US Attorney’s Office Seizes Billions of Bitcoins Associated With Silk Road
According to a report released on Monday by the Department of Justice (DOJ), the dark web marketplace Silk Road was connected to more than $3.36 billion worth of Bitcoin. Following James Zhong’s Friday guilty plea to one count of wire fraud, who was in charge of receiving the 50,676 Bitcoin in September 2012, the US Attorney’s Office made the disclosure. One Bitcoin was valued at about $10 ten years ago.
The only larger Bitcoin seizure in DOJ history, which ranks second, was the recovery of 94,000 stolen coins during the 2016 Bitfinex attack. Those coins were valued at around $3.6 billion when they were recovered. The maximum sentence for Zhong’s alleged offense is 20 years in jail.

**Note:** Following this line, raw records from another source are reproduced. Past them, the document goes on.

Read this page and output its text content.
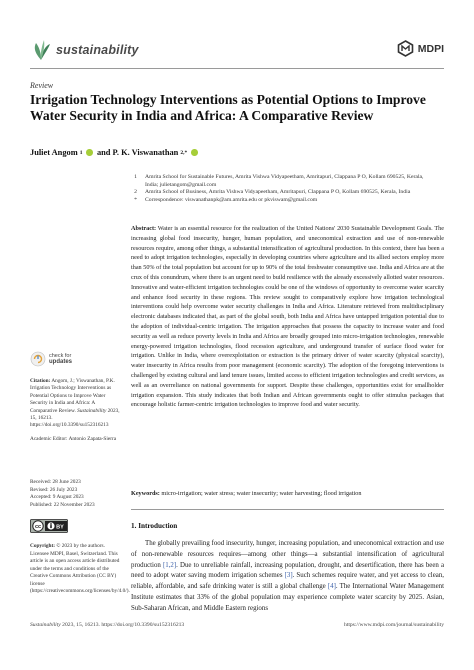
sustainability	MDPI
Review
Irrigation Technology Interventions as Potential Options to Improve Water Security in India and Africa: A Comparative Review
Juliet Angom 1 and P. K. Viswanathan 2,*
1 Amrita School for Sustainable Futures, Amrita Vishwa Vidyapeetham, Amritapuri, Clappana P O, Kollam 690525, Kerala, India; julietangom@gmail.com
2 Amrita School of Business, Amrita Vishwa Vidyapeetham, Amritapuri, Clappana P O, Kollam 690525, Kerala, India
* Correspondence: viswanathanpk@am.amrita.edu or pkviswam@gmail.com
Abstract: Water is an essential resource for the realization of the United Nations' 2030 Sustainable Development Goals. The increasing global food insecurity, hunger, human population, and uneconomical extraction and use of non-renewable resources require, among other things, a substantial intensification of agricultural production. In this context, there has been a need to adopt irrigation technologies, especially in developing countries where agriculture and its allied sectors employ more than 50% of the total population but account for up to 90% of the total freshwater consumptive use. India and Africa are at the crux of this conundrum, where there is an urgent need to build resilience with the already excessively allotted water resources. Innovative and water-efficient irrigation technologies could be one of the windows of opportunity to overcome water scarcity and enhance food security in these regions. This review sought to comparatively explore how irrigation technological interventions could help overcome water security challenges in India and Africa. Literature retrieved from multidisciplinary electronic databases indicated that, as part of the global south, both India and Africa have untapped irrigation potential due to the adoption of individual-centric irrigation. The irrigation approaches that possess the capacity to increase water and food security as well as reduce poverty levels in India and Africa are broadly grouped into micro-irrigation technologies, renewable energy-powered irrigation technologies, flood recession agriculture, and underground transfer of surface flood water for irrigation. Unlike in India, where overexploitation or extraction is the primary driver of water scarcity (physical scarcity), water insecurity in Africa results from poor management (economic scarcity). The adoption of the foregoing interventions is challenged by existing cultural and land tenure issues, limited access to efficient irrigation technologies and credit services, as well as an overreliance on national governments for support. Despite these challenges, opportunities exist for smallholder irrigation expansion. This study indicates that both Indian and African governments ought to offer stimulus packages that encourage holistic farmer-centric irrigation technologies to improve food and water security.
Keywords: micro-irrigation; water stress; water insecurity; water harvesting; flood irrigation
1. Introduction
The globally prevailing food insecurity, hunger, increasing population, and uneconomical extraction and use of non-renewable resources requires—among other things—a substantial intensification of agricultural production [1,2]. Due to unreliable rainfall, increasing population, drought, and desertification, there has been a need to adopt water saving modern irrigation schemes [3]. Such schemes require water, and yet access to clean, reliable, affordable, and safe drinking water is still a global challenge [4]. The International Water Management Institute estimates that 33% of the global population may experience complete water scarcity by 2025. Asian, Sub-Saharan African, and Middle Eastern regions
check for
updates
Citation: Angom, J.; Viswanathan, P.K. Irrigation Technology Interventions as Potential Options to Improve Water Security in India and Africa: A Comparative Review. Sustainability 2023, 15, 16213. https://doi.org/10.3390/su152316213
Academic Editor: Antonio Zapata-Sierra
Received: 28 June 2023
Revised: 26 July 2023
Accepted: 9 August 2023
Published: 22 November 2023
cc	BY
Copyright: © 2023 by the authors. Licensee MDPI, Basel, Switzerland. This article is an open access article distributed under the terms and conditions of the Creative Commons Attribution (CC BY) license (https://creativecommons.org/licenses/by/4.0/).
Sustainability 2023, 15, 16213. https://doi.org/10.3390/su152316213	https://www.mdpi.com/journal/sustainability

“For almost ten years, the whereabouts of this massive chunk of missing Bitcoin had ballooned into an over $3.3 billion mystery,” stated U.S. Attorney for the Southern District of New York Damian Williams. The lawyer said that law enforcement discovered the funds by employing “cryptocurrency tracing” and “good old-fashioned police work.”

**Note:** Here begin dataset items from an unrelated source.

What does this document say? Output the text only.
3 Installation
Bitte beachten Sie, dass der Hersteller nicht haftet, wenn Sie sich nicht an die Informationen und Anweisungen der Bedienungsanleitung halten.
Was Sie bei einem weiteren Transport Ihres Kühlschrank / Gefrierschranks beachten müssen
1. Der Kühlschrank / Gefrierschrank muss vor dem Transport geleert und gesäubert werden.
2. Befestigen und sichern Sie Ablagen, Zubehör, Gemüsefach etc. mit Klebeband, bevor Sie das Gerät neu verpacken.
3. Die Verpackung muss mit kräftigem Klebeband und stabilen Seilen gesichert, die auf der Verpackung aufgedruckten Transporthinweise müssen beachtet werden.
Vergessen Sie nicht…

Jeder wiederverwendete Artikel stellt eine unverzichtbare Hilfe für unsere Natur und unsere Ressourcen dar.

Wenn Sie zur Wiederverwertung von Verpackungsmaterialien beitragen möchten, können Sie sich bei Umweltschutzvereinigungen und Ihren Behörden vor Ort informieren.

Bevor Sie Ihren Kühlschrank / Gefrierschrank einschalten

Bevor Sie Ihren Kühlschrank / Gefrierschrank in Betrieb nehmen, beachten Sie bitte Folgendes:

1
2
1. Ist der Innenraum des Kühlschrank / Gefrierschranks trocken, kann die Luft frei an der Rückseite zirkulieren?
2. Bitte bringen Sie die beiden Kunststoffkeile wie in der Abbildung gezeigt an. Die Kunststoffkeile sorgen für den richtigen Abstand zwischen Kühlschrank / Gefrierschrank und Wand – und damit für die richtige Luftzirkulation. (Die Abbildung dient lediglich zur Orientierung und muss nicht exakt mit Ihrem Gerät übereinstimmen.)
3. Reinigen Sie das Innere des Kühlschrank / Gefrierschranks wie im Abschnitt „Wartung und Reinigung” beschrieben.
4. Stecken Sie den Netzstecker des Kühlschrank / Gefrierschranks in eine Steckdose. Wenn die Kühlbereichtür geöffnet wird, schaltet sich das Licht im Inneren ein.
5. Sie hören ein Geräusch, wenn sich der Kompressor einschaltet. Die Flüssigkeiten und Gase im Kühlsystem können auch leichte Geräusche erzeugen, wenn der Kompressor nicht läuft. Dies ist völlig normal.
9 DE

Zhong is accused of using a trading strategy in September 2012 to steal Bitcoin from Silk Road without selling or purchasing any genuine goods from its marketplace. Before its inventor, Ross Ulbricht, was given a life sentence in jail in 2015. At that time, the black market was widely used for trading illegal narcotics and other products. The DOJ alleges that Zhong deceived Silk Road’s withdrawal processing system into releasing 50,000 bitcoin into his several accounts by swiftly initiating over 140 back-to-back transactions while remaining anonymous.

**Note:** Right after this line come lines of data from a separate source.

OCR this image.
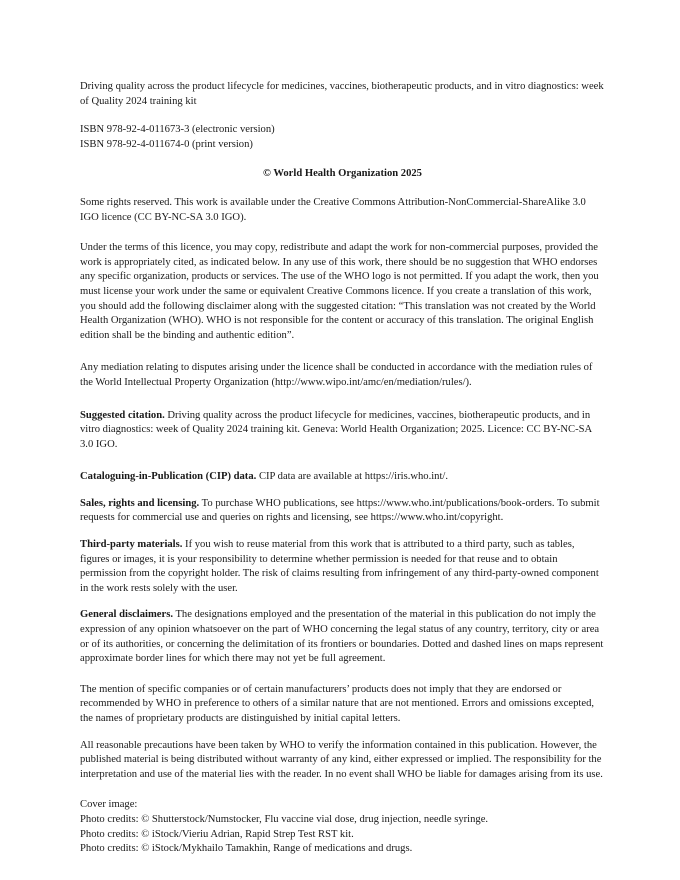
Driving quality across the product lifecycle for medicines, vaccines, biotherapeutic products, and in vitro diagnostics: week of Quality 2024 training kit

ISBN 978-92-4-011673-3 (electronic version)

ISBN 978-92-4-011674-0 (print version)

© World Health Organization 2025

Some rights reserved. This work is available under the Creative Commons Attribution-NonCommercial-ShareAlike 3.0 IGO licence (CC BY-NC-SA 3.0 IGO).

Under the terms of this licence, you may copy, redistribute and adapt the work for non-commercial purposes, provided the work is appropriately cited, as indicated below. In any use of this work, there should be no suggestion that WHO endorses any specific organization, products or services. The use of the WHO logo is not permitted. If you adapt the work, then you must license your work under the same or equivalent Creative Commons licence. If you create a translation of this work, you should add the following disclaimer along with the suggested citation: “This translation was not created by the World Health Organization (WHO). WHO is not responsible for the content or accuracy of this translation. The original English edition shall be the binding and authentic edition”.

Any mediation relating to disputes arising under the licence shall be conducted in accordance with the mediation rules of the World Intellectual Property Organization (http://www.wipo.int/amc/en/mediation/rules/).

Suggested citation. Driving quality across the product lifecycle for medicines, vaccines, biotherapeutic products, and in vitro diagnostics: week of Quality 2024 training kit. Geneva: World Health Organization; 2025. Licence: CC BY-NC-SA 3.0 IGO.

Cataloguing-in-Publication (CIP) data. CIP data are available at https://iris.who.int/.

Sales, rights and licensing. To purchase WHO publications, see https://www.who.int/publications/book-orders. To submit requests for commercial use and queries on rights and licensing, see https://www.who.int/copyright.

Third-party materials. If you wish to reuse material from this work that is attributed to a third party, such as tables, figures or images, it is your responsibility to determine whether permission is needed for that reuse and to obtain permission from the copyright holder. The risk of claims resulting from infringement of any third-party-owned component in the work rests solely with the user.

General disclaimers. The designations employed and the presentation of the material in this publication do not imply the expression of any opinion whatsoever on the part of WHO concerning the legal status of any country, territory, city or area or of its authorities, or concerning the delimitation of its frontiers or boundaries. Dotted and dashed lines on maps represent approximate border lines for which there may not yet be full agreement.

The mention of specific companies or of certain manufacturers’ products does not imply that they are endorsed or recommended by WHO in preference to others of a similar nature that are not mentioned. Errors and omissions excepted, the names of proprietary products are distinguished by initial capital letters.

All reasonable precautions have been taken by WHO to verify the information contained in this publication. However, the published material is being distributed without warranty of any kind, either expressed or implied. The responsibility for the interpretation and use of the material lies with the reader. In no event shall WHO be liable for damages arising from its use.

Cover image:

Photo credits: © Shutterstock/Numstocker, Flu vaccine vial dose, drug injection, needle syringe.

Photo credits: © iStock/Vieriu Adrian, Rapid Strep Test RST kit.

Photo credits: © iStock/Mykhailo Tamakhin, Range of medications and drugs.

By hanging onto his previously stolen Bitcoin five years later, Zhong purportedly also acquired an equivalent sum of Bitcoin Cash (BCH), a hard-forked form of Bitcoin intended for increased scalability. According to the DOJ’s statement, he sold that BCH at a foreign cryptocurrency exchange for an additional 3,500 Bitcoin. Even though Bitcoin addresses are essentially anonymous, every transaction is tracked on its widely accessible blockchain. Intelligence services can thus use sophisticated methods to determine the origin of such coins.